I do believe when others are being abused or harmed, then it is my responsibility to say no, speak up in their defense, and in some way lessen the damages to others. To stand by and no do anything is being complicit in the harm. The promises say that we will be able to deal with difficult situations more easily. I find that if I hand it over, wait 24 hours and talk to my sponsor, somehow, the right words and actions are revealed to me. The answers come more easily. That gives me hope. How do you deal with the pain of others?
I for one need to remind myself that I am enough, all is good in the universe, and that I am doing the best I can with what I have. So much of life reminds of how we are either too much of something or not enough of another. We hear hourly how bad things are going in our world and country. And, there is plenty of pressure to be the best, biggest, strongest, and toughest winner in our world. How do we remain serene and sane in a culture that does it’s level best to knock us down and keep us feeling as if we are coming up short?

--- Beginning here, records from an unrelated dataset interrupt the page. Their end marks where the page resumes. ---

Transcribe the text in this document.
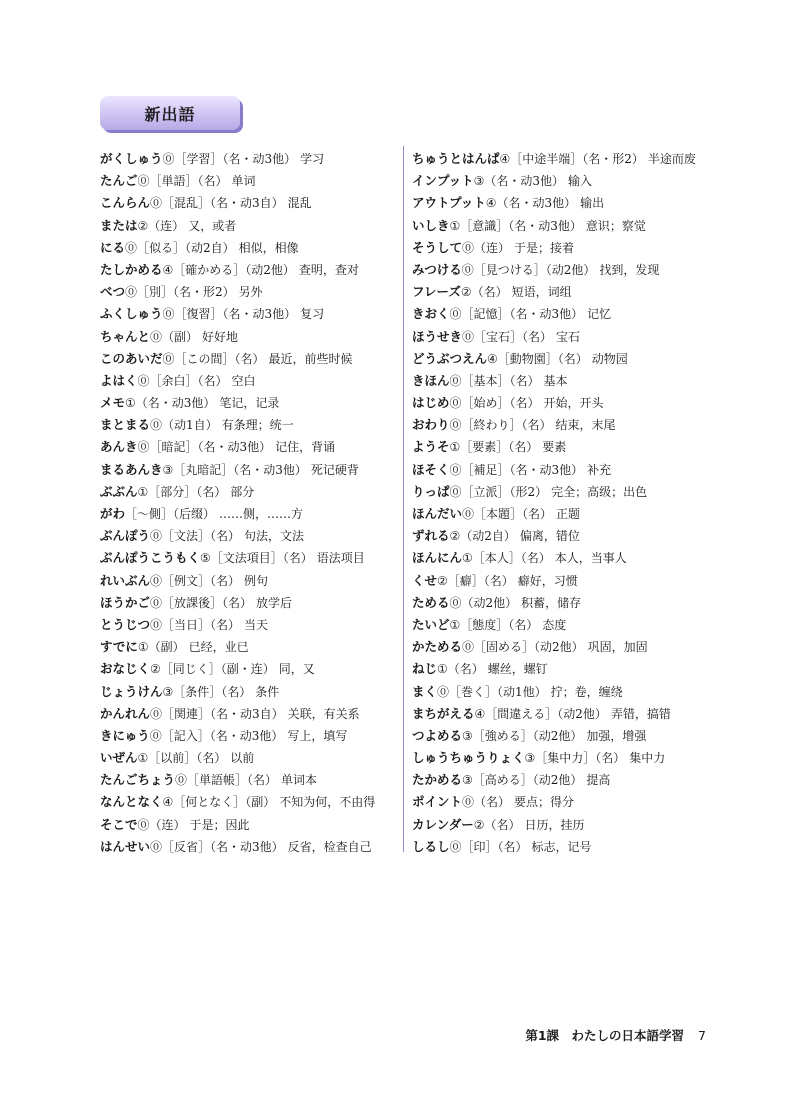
新出語
がくしゅう⓪［学習］（名・动3他） 学习
たんご⓪［単語］（名） 单词
こんらん⓪［混乱］（名・动3自） 混乱
または②（连） 又，或者
にる⓪［似る］（动2自） 相似，相像
たしかめる④［確かめる］（动2他） 查明，查对
べつ⓪［別］（名・形2） 另外
ふくしゅう⓪［復習］（名・动3他） 复习
ちゃんと⓪（副） 好好地
このあいだ⓪［この間］（名） 最近，前些时候
よはく⓪［余白］（名） 空白
メモ①（名・动3他） 笔记，记录
まとまる⓪（动1自） 有条理；统一
あんき⓪［暗記］（名・动3他） 记住，背诵
まるあんき③［丸暗記］（名・动3他） 死记硬背
ぶぶん①［部分］（名） 部分
がわ［～側］（后缀） ……侧，……方
ぶんぽう⓪［文法］（名） 句法，文法
ぶんぽうこうもく⑤［文法項目］（名） 语法项目
れいぶん⓪［例文］（名） 例句
ほうかご⓪［放課後］（名） 放学后
とうじつ⓪［当日］（名） 当天
すでに①（副） 已经，业已
おなじく②［同じく］（副・连） 同，又
じょうけん③［条件］（名） 条件
かんれん⓪［関連］（名・动3自） 关联，有关系
きにゅう⓪［記入］（名・动3他） 写上，填写
いぜん①［以前］（名） 以前
たんごちょう⓪［単語帳］（名） 单词本
なんとなく④［何となく］（副） 不知为何，不由得
そこで⓪（连） 于是；因此
はんせい⓪［反省］（名・动3他） 反省，检查自己
ちゅうとはんぱ④［中途半端］（名・形2） 半途而废
インプット③（名・动3他） 输入
アウトプット④（名・动3他） 输出
いしき①［意識］（名・动3他） 意识；察觉
そうして⓪（连） 于是；接着
みつける⓪［見つける］（动2他） 找到，发现
フレーズ②（名） 短语，词组
きおく⓪［記憶］（名・动3他） 记忆
ほうせき⓪［宝石］（名） 宝石
どうぶつえん④［動物園］（名） 动物园
きほん⓪［基本］（名） 基本
はじめ⓪［始め］（名） 开始，开头
おわり⓪［終わり］（名） 结束，末尾
ようそ①［要素］（名） 要素
ほそく⓪［補足］（名・动3他） 补充
りっぱ⓪［立派］（形2） 完全；高级；出色
ほんだい⓪［本題］（名） 正题
ずれる②（动2自） 偏离，错位
ほんにん①［本人］（名） 本人，当事人
くせ②［癖］（名） 癖好，习惯
ためる⓪（动2他） 积蓄，储存
たいど①［態度］（名） 态度
かためる⓪［固める］（动2他） 巩固，加固
ねじ①（名） 螺丝，螺钉
まく⓪［巻く］（动1他） 拧；卷，缠绕
まちがえる④［間違える］（动2他） 弄错，搞错
つよめる③［強める］（动2他） 加强，增强
しゅうちゅうりょく③［集中力］（名） 集中力
たかめる③［高める］（动2他） 提高
ポイント⓪（名） 要点；得分
カレンダー②（名） 日历，挂历
しるし⓪［印］（名） 标志，记号
第1課　わたしの日本語学習 7
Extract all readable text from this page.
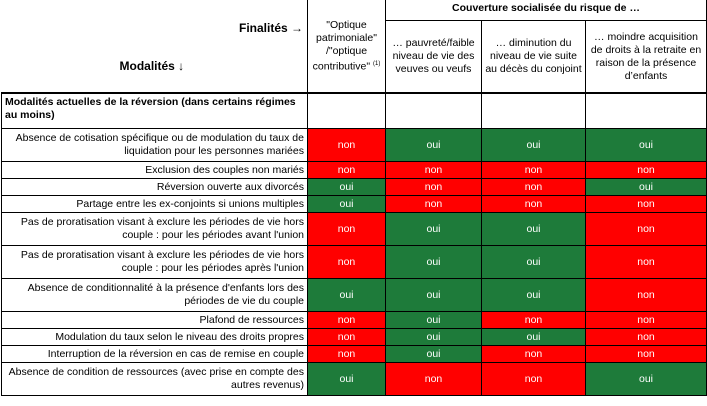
Finalités →
Modalités ↓	"Optique patrimoniale" /"optique contributive" $^{(1)}$	Couverture socialisée du risque de …		
		… pauvreté/faible niveau de vie des veuves ou veufs	… diminution du niveau de vie suite au décès du conjoint	… moindre acquisition de droits à la retraite en raison de la présence d’enfants
Modalités actuelles de la réversion (dans certains régimes au moins)				
Absence de cotisation spécifique ou de modulation du taux de liquidation pour les personnes mariées	non	oui	oui	oui
Exclusion des couples non mariés	non	non	non	non
Réversion ouverte aux divorcés	oui	non	non	oui
Partage entre les ex-conjoints si unions multiples	oui	non	non	non
Pas de proratisation visant à exclure les périodes de vie hors couple : pour les périodes avant l'union	non	oui	oui	non
Pas de proratisation visant à exclure les périodes de vie hors couple : pour les périodes après l'union	non	oui	oui	non
Absence de conditionnalité à la présence d'enfants lors des périodes de vie du couple	oui	oui	oui	non
Plafond de ressources	non	oui	non	non
Modulation du taux selon le niveau des droits propres	non	oui	oui	non
Interruption de la réversion en cas de remise en couple	non	oui	non	non
Absence de condition de ressources (avec prise en compte des autres revenus)	oui	non	non	oui
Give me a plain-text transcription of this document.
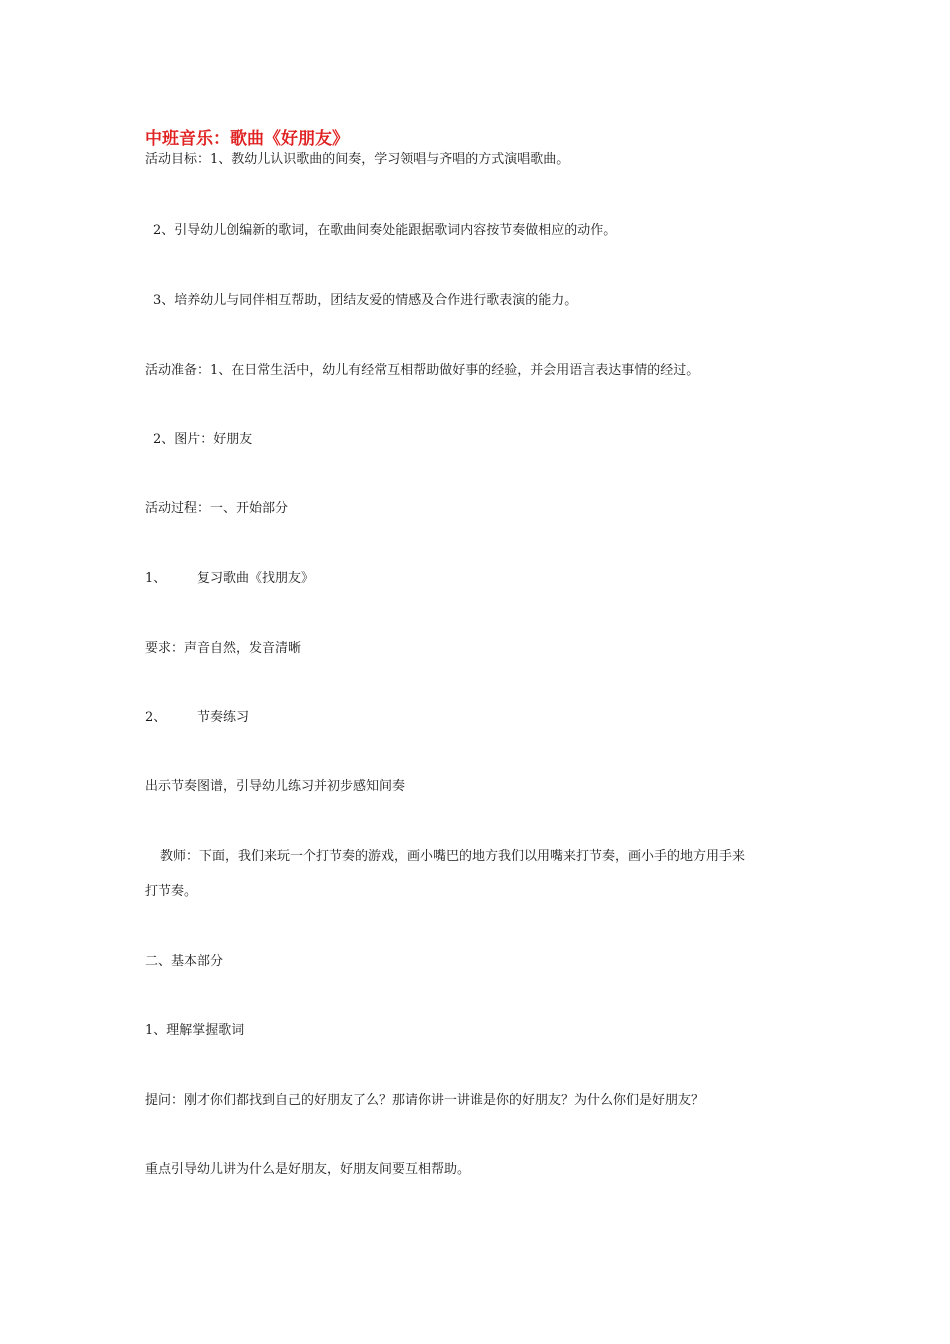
中班音乐：歌曲《好朋友》
活动目标：1、教幼儿认识歌曲的间奏，学习领唱与齐唱的方式演唱歌曲。
2、引导幼儿创编新的歌词，在歌曲间奏处能跟据歌词内容按节奏做相应的动作。
3、培养幼儿与同伴相互帮助，团结友爱的情感及合作进行歌表演的能力。
活动准备：1、在日常生活中，幼儿有经常互相帮助做好事的经验，并会用语言表达事情的经过。
2、图片：好朋友
活动过程：一、开始部分
1、 复习歌曲《找朋友》
要求：声音自然，发音清晰
2、 节奏练习
出示节奏图谱，引导幼儿练习并初步感知间奏
教师：下面，我们来玩一个打节奏的游戏，画小嘴巴的地方我们以用嘴来打节奏，画小手的地方用手来
打节奏。
二、基本部分
1、理解掌握歌词
提问：刚才你们都找到自己的好朋友了么？那请你讲一讲谁是你的好朋友？为什么你们是好朋友？
重点引导幼儿讲为什么是好朋友，好朋友间要互相帮助。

Two decades ago, I decided I needed to be reminded daily that I am enough, the world is a good place, and that I have assets to offer my loved ones. I began to write 5 daily affirmations starting each one with ‘I am absolutely’. Then I write 10 good/proactive things I did the day before that support my sobriety (like reading, writing, exercise, etc.). And, I also write 5 things that I am grateful for (starting out with the phrase ‘I am absolutely grateful for/that’). This daily ritual centers me, and and I find it to be most valuable in my mood and sobriety. When the storms of life toss me about, I know I have done my best to right my ship. Stay in the boat, keep rowing, and stay in harmony and balance with life.